Sunday 27 April 2014

VIETNAM: Too many graduates for too few jobs

VietNamNet Bridge – The number of graduates produced by Vietnam universities every year is 10 times demand.

HR programming, unemployed bachelors, masters


That is the word of the unemployment report released last month by the Ministry of Labor, War Invalids and Social Affairs, which spotlighted the high unemployment rate of workers with higher education.

According to the report, over 1.2 million workers were reported as “lacking jobs” by the end of 2013, accounting for 2.63 percent of total laborers. Of this amount, 900,000 laborers had been reported as “unemployed”, which accounted for 1.9 percent of the labor force. 

The proportion of unemployed workers finishing junior colleges (3-year training) and universities (4-5 year training) was relatively high, at 20.75 percent. More than 72,000 holders of bachelors and masters degrees are unemployed.

However, the figures have not surprised analysts at all.

Professor Nguyen Minh Thuyet, former Deputy Chair of the National Assembly’s Committee for Culture, Education, Youth and Children, commented that the situation was foreseeable: the number of workers with higher education simply far exceeds demand.

In a report he released in 2004, Thuyet estimated Vietnam would only need 13,000-15,000 new bachelors every year. At that time, Vietnam had about 100 industrial zones (IZs) and export processing zones, which could utilize 500,000 workers at maximum. Of the workforce, 5-7 percent had junior college or university degrees, 60 percent were skilled workers, with the remaining cohort unskilled.

Supposing that Vietnam developed 10 new IZs every year, and 10 percent of workers with high education retire, Thuyet posited. Vietnam would then need to prepare 13,000-15,000 new workers [with college degrees] ever year.

At the time of Thuyet’s report, ten years ago, junior colleges and universities in Vietnam were already producing more than 200,000 bachelors every year, 10 times higher than demand. Today, the “capacity” of the universities is now double that, at 400,000.

Under the national human resource (HR) development program, Vietnam set a target of 3.5 million of workers with higher education by 2015. However, the country already had 3.7 million workers with higher education by the end of 2013.
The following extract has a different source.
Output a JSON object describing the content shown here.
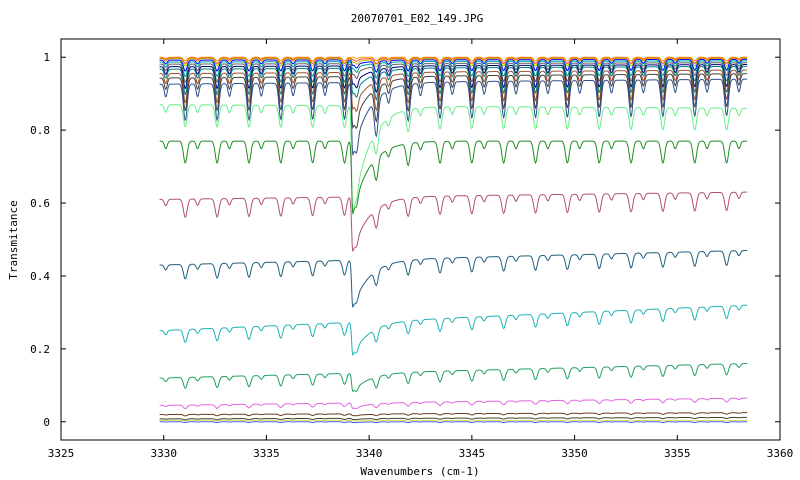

Deputy Minister of Labor, War Invalids and Social Affairs Doan Mau Diep said on Tuoi Tre that a large percentage of Vietnamese <intellectuals | degree holders> remain unemployed or have to take low-paying jobs because of the “oversupply of unqualified workers with higher education”.

However, ignoring warnings about the surfeit of workers finishing junior colleges and universities, schools continue to scale up, producing more and more baccalaureates every year. Vietnam is striving to have 460 universities and junior colleges by 2020.

Diep attributed the problem to an unrealistic education program. 

Dr Luong Hoai Nam, an analyst, has pointed out that 37 percent of university graduates cannot find jobs because they lack the necessary job skills. Moreover, 83 percent of them lack life skills, in the eyes of employers,

Nam, who as a senior executive of big corporations has interviewed thousands, noted that enterprises, or employers, usually have to re-train their employees before assigning duties to them, and prepare them with basic skills they should have learned at school.